Figure 4 shows a correlation between PM_2.5 and OC in different types of biomass. With the results of this study and the literature, the correlation includes 14 species of pellets with bark and without bark combusted in a gasifier [77] and two types of firewood in improved stoves and open fires [38]. There is a correlation of R² = 0.97 (p < 0.05) for the 15 analyzed biomass species and a correlation of R² = 0.95 (p < 0.05) considering only the types of biomass evaluated in this study. Thompson et al. [78] analyzed cooking devices that use mixtures of charcoal, woody biomass and agricultural residual, and they obtained a significant correlation between PM_2.5 and organic matter (OM) of R² = 0.94 (p < 0.05). OM = 1.9*OC.

4. Conclusions

Due to the content of inorganic substances (mainly ash), this biomass can be used to make class B pellets. Guava pellets evaluated with respect to open fires mitigate CO₂, CO, CH₄, HCNM, EC, OC, and PM_2.5 emissions.
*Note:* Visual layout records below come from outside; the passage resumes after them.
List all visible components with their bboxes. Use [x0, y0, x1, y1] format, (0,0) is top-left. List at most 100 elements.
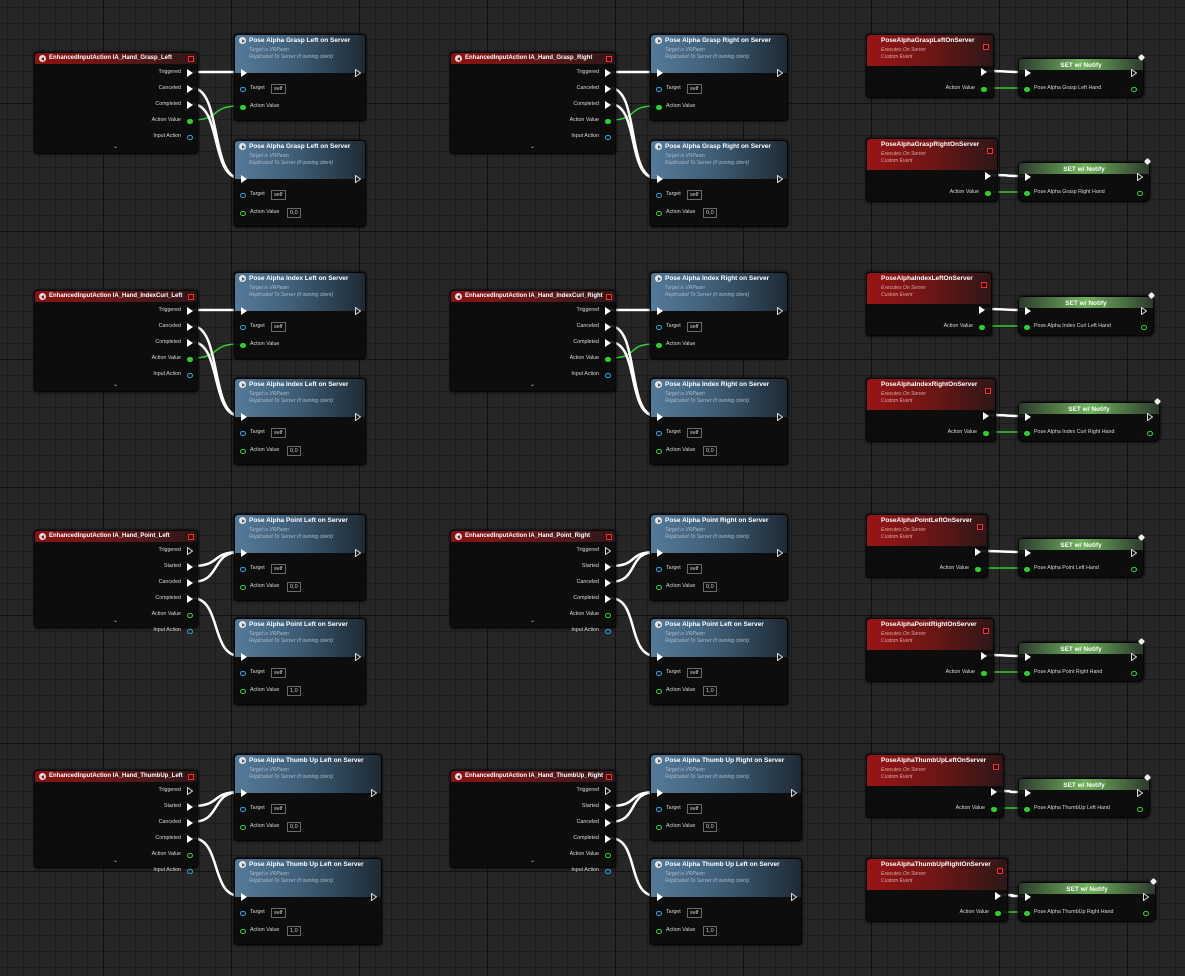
- exec-out-pin[interactable]: [355, 413, 361, 421]
- exec-out-pin[interactable]: [1131, 653, 1137, 661]
- exec-out-pin[interactable]: [981, 68, 987, 76]
- collapse-chevron-icon[interactable]: ⌄: [113, 617, 118, 624]
- exec-in-pin[interactable]: [241, 175, 247, 183]
- set-notify-node-set2[interactable]: SET w/ Notify Pose Alpha Index Curl Right…: [1018, 397, 1162, 442]
- exec-pin-canceled[interactable]: [605, 819, 611, 827]
- custom-event-node-custom1[interactable]: PoseAlphaPointLeftOnServer Executes On Se…: [866, 514, 988, 578]
- variable-input-pin[interactable]: [1024, 911, 1030, 916]
- action-value-box[interactable]: 1,0: [287, 686, 301, 696]
- target-value-box[interactable]: self: [687, 428, 702, 438]
- action-value-pin[interactable]: [605, 119, 611, 124]
- variable-input-pin[interactable]: [1024, 325, 1030, 330]
- action-value-pin[interactable]: [240, 211, 246, 216]
- exec-pin-canceled[interactable]: [605, 85, 611, 93]
- action-value-pin[interactable]: [605, 613, 611, 618]
- input-action-pin[interactable]: [187, 869, 193, 874]
- target-pin[interactable]: [240, 193, 246, 198]
- action-value-box[interactable]: 1,0: [703, 926, 717, 936]
- exec-pin-completed[interactable]: [187, 101, 193, 109]
- function-node-fn2[interactable]: Pose Alpha Thumb Up Left on Server Target…: [234, 858, 382, 945]
- action-value-pin[interactable]: [187, 613, 193, 618]
- function-node-fn4[interactable]: Pose Alpha Point Left on Server Target is…: [650, 618, 788, 705]
- input-action-pin[interactable]: [187, 629, 193, 634]
- function-node-fn4[interactable]: Pose Alpha Index Right on Server Target i…: [650, 378, 788, 465]
- exec-pin-started[interactable]: [187, 563, 193, 571]
- exec-out-pin[interactable]: [777, 653, 783, 661]
- input-action-pin[interactable]: [605, 629, 611, 634]
- collapse-chevron-icon[interactable]: ⌄: [113, 857, 118, 864]
- action-value-pin[interactable]: [240, 449, 246, 454]
- function-node-fn4[interactable]: Pose Alpha Grasp Right on Server Target i…: [650, 140, 788, 227]
- exec-pin-canceled[interactable]: [187, 579, 193, 587]
- variable-input-pin[interactable]: [1024, 807, 1030, 812]
- set-notify-node-set1[interactable]: SET w/ Notify Pose Alpha ThumbUp Left Han…: [1018, 773, 1152, 818]
- set-notify-node-set2[interactable]: SET w/ Notify Pose Alpha Point Right Hand: [1018, 637, 1146, 682]
- target-value-box[interactable]: self: [271, 564, 286, 574]
- action-value-box[interactable]: 0,0: [703, 208, 717, 218]
- exec-in-pin[interactable]: [1025, 549, 1031, 557]
- set-notify-node-set2[interactable]: SET w/ Notify Pose Alpha Grasp Right Hand: [1018, 157, 1152, 202]
- action-value-pin[interactable]: [240, 689, 246, 694]
- exec-out-pin[interactable]: [1131, 69, 1137, 77]
- exec-pin-triggered[interactable]: [605, 547, 611, 555]
- exec-out-pin[interactable]: [995, 892, 1001, 900]
- action-value-box[interactable]: 1,0: [287, 926, 301, 936]
- action-value-box[interactable]: 1,0: [703, 686, 717, 696]
- exec-out-pin[interactable]: [355, 175, 361, 183]
- exec-pin-triggered[interactable]: [605, 307, 611, 315]
- target-value-box[interactable]: self: [687, 908, 702, 918]
- variable-output-pin[interactable]: [1131, 671, 1137, 676]
- action-value-box[interactable]: 0,0: [703, 446, 717, 456]
- exec-pin-completed[interactable]: [187, 339, 193, 347]
- exec-in-pin[interactable]: [241, 549, 247, 557]
- input-action-pin[interactable]: [605, 373, 611, 378]
- event-node-event2[interactable]: EnhancedInputAction IA_Hand_Grasp_Right T…: [450, 52, 616, 154]
- action-value-pin[interactable]: [979, 325, 985, 330]
- custom-event-node-custom1[interactable]: PoseAlphaIndexLeftOnServer Executes On Se…: [866, 272, 992, 336]
- exec-in-pin[interactable]: [657, 549, 663, 557]
- variable-input-pin[interactable]: [1024, 191, 1030, 196]
- variable-output-pin[interactable]: [1131, 567, 1137, 572]
- variable-output-pin[interactable]: [1147, 431, 1153, 436]
- variable-output-pin[interactable]: [1141, 325, 1147, 330]
- exec-out-pin[interactable]: [1137, 789, 1143, 797]
- target-pin[interactable]: [656, 87, 662, 92]
- action-value-pin[interactable]: [981, 671, 987, 676]
- action-value-pin[interactable]: [605, 357, 611, 362]
- action-value-pin[interactable]: [983, 431, 989, 436]
- exec-in-pin[interactable]: [1025, 653, 1031, 661]
- target-value-box[interactable]: self: [271, 804, 286, 814]
- exec-in-pin[interactable]: [241, 653, 247, 661]
- action-value-pin[interactable]: [240, 585, 246, 590]
- function-node-fn3[interactable]: Pose Alpha Point Right on Server Target i…: [650, 514, 788, 601]
- variable-input-pin[interactable]: [1024, 671, 1030, 676]
- event-node-event2[interactable]: EnhancedInputAction IA_Hand_ThumbUp_Righ…: [450, 770, 616, 874]
- variable-output-pin[interactable]: [1131, 87, 1137, 92]
- event-node-event2[interactable]: EnhancedInputAction IA_Hand_IndexCurl_Ri…: [450, 290, 616, 392]
- exec-in-pin[interactable]: [241, 307, 247, 315]
- target-pin[interactable]: [240, 911, 246, 916]
- function-node-fn3[interactable]: Pose Alpha Index Right on Server Target i…: [650, 272, 788, 359]
- exec-out-pin[interactable]: [355, 307, 361, 315]
- target-value-box[interactable]: self: [271, 668, 286, 678]
- action-value-pin[interactable]: [240, 929, 246, 934]
- action-value-pin[interactable]: [981, 87, 987, 92]
- collapse-chevron-icon[interactable]: ⌄: [530, 143, 535, 150]
- exec-in-pin[interactable]: [1025, 893, 1031, 901]
- function-node-fn2[interactable]: Pose Alpha Grasp Left on Server Target is…: [234, 140, 366, 227]
- custom-event-node-custom2[interactable]: PoseAlphaIndexRightOnServer Executes On S…: [866, 378, 996, 442]
- variable-input-pin[interactable]: [1024, 431, 1030, 436]
- input-action-pin[interactable]: [187, 373, 193, 378]
- exec-out-pin[interactable]: [355, 653, 361, 661]
- variable-output-pin[interactable]: [1137, 191, 1143, 196]
- input-action-pin[interactable]: [605, 135, 611, 140]
- action-value-pin[interactable]: [656, 343, 662, 348]
- exec-out-pin[interactable]: [777, 413, 783, 421]
- exec-pin-canceled[interactable]: [605, 323, 611, 331]
- variable-input-pin[interactable]: [1024, 567, 1030, 572]
- exec-out-pin[interactable]: [371, 893, 377, 901]
- function-node-fn3[interactable]: Pose Alpha Grasp Right on Server Target i…: [650, 34, 788, 121]
- target-pin[interactable]: [656, 807, 662, 812]
- action-value-box[interactable]: 0,0: [287, 822, 301, 832]
- event-node-event[interactable]: EnhancedInputAction IA_Hand_Point_Left Tr…: [34, 530, 198, 634]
Emissions per unit of energy consumed were reduced by 8 times for PM_2.5, almost 5 times for HCNM, 3 times for CH₄, 7 times for CO, 2 times for CO₂, 6 times with respect to the EC and almost 30 times for the OC. Finally, the results of the physical and energetic characterization of the pellets indicate, in general, a good potential for their use as solid densified biofuels.